MAKASSAR |POROSRAKYATNEWS.ID – Lembaga Adat Passereanta Firman Sombali (LAPFS) Kerajaan Islam Kembar Gowa–Tallo DPD Kota Makassar menyoroti fenomena munculnya sejumlah pihak yang mengatasnamakan diri sebagai pemangku adat Kerajaan Tallo dalam berbagai kegiatan resmi Pemerintah Kota Makassar.
Ketua DPD LAPFS Kota Makassar, Kaharuddin Ijumasang Karaeng Mattatu, menyatakan keprihatinannya atas kurangnya ketelitian dalam pemberian ruang bagi pihak-pihak yang mengklaim jabatan adat tersebut. Menurutnya, hal ini berpotensi menimbulkan polemik di masyarakat dan mencederai marwah sejarah Kerajaan Gowa-Tallo.

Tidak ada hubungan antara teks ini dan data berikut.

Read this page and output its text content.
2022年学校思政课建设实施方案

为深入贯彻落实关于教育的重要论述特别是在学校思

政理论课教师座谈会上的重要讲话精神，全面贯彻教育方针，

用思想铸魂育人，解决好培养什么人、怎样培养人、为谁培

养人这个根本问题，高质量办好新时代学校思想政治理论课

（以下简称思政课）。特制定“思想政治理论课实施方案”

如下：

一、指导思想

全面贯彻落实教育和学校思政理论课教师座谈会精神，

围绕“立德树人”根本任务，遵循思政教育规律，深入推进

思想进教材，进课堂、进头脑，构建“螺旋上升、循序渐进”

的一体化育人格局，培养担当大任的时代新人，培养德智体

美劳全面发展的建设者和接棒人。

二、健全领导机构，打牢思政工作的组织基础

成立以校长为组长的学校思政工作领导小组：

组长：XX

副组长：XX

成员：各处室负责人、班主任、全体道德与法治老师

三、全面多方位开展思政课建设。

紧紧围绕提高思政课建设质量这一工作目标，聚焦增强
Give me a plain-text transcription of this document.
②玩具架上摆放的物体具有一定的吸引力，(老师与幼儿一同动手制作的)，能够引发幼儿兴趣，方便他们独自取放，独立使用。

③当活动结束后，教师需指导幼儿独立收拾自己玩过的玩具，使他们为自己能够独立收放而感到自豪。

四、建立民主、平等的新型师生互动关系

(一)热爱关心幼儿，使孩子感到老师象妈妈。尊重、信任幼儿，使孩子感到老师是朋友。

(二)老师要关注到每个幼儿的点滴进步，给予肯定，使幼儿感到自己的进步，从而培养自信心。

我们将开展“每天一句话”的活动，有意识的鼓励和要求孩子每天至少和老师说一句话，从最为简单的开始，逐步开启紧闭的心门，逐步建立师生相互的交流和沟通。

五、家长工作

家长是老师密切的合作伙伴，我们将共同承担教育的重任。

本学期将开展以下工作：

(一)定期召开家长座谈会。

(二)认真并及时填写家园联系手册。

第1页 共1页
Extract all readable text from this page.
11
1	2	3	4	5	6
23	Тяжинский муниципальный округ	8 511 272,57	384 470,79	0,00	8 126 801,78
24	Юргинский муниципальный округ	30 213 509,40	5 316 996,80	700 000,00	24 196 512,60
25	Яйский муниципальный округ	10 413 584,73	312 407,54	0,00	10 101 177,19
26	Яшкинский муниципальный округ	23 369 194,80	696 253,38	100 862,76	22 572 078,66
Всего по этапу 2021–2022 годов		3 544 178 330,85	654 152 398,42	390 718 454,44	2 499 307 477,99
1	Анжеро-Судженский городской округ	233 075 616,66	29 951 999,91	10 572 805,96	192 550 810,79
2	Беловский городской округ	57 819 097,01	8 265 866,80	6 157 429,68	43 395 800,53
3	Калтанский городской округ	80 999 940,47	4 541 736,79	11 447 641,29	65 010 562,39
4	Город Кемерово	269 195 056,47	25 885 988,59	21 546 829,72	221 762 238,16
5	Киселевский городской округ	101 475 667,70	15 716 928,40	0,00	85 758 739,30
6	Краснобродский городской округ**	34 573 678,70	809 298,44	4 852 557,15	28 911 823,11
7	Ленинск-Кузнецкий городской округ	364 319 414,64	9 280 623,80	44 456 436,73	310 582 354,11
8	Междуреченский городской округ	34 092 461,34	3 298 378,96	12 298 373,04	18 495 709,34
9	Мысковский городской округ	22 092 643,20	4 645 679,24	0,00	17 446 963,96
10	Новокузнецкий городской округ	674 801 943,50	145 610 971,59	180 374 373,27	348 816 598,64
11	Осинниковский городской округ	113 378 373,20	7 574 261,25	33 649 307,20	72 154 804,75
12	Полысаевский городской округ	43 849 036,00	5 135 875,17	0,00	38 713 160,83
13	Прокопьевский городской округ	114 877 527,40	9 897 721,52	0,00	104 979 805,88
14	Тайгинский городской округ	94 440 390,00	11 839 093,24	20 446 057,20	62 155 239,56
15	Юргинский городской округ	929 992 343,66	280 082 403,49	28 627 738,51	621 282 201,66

“Kami meminta kepada Wali Kota Makassar agar lebih cermat dan teliti dalam melakukan verifikasi menyeluruh. Jangan sampai memberikan pengakuan atau legitimasi kepada pihak yang hanya mengandalkan klaim sepihak,” ujar Kaharuddin dalam keterangan resminya, Kamis (2/7/2026).
Kaharuddin menegaskan, pemberian gelar atau pengakuan sebagai pemangku adat seharusnya tidak dilakukan secara serampangan. Segala bentuk legitimasi adat harus didasarkan pada silsilah yang jelas, dasar sejarah yang kuat, serta ketentuan adat yang dapat dipertanggungjawabkan dokumennya.
Sebagai lembaga yang memiliki struktur organisasi hingga 15 Dewan Pimpinan Cabang (DPC) di seluruh Kota Makassar, LAPFS merasa bertanggung jawab moral untuk melindungi situs-situs sejarah. Selama ini, organisasi tersebut aktif menjaga kelestarian kawasan bersejarah, seperti Makam Somba Garassik dan Benteng Garassik.
LAPFS mengaku sangat menghormati Pemerintah Kota Makassar sebagai mitra strategis dalam upaya pelestarian budaya. Namun, demi menjaga keaslian nilai-nilai sejarah dan menghindari kesalahpahaman publik, mereka menawarkan diri untuk menjadi mitra diskusi bagi pemerintah.
”Kami siap memberikan klarifikasi, data, serta dokumen pendukung jika diperlukan. Kami berharap Pemkot Makassar dapat bersikap objektif dan netral dalam persoalan ini agar kehormatan adat dan sejarah Kerajaan Islam Kembar Gowa–Tallo tetap terjaga,” tegas Kaharuddin.
Pihak LAPFS berharap Pemerintah Kota Makassar ke depannya dapat mengedepankan prinsip kehati-hatian sebelum memberikan ruang resmi bagi pihak-pihak yang mengaku sebagai pemangku adat, guna mencegah terjadinya dualisme atau klaim-klaim yang tidak berdasar di masa mendatang.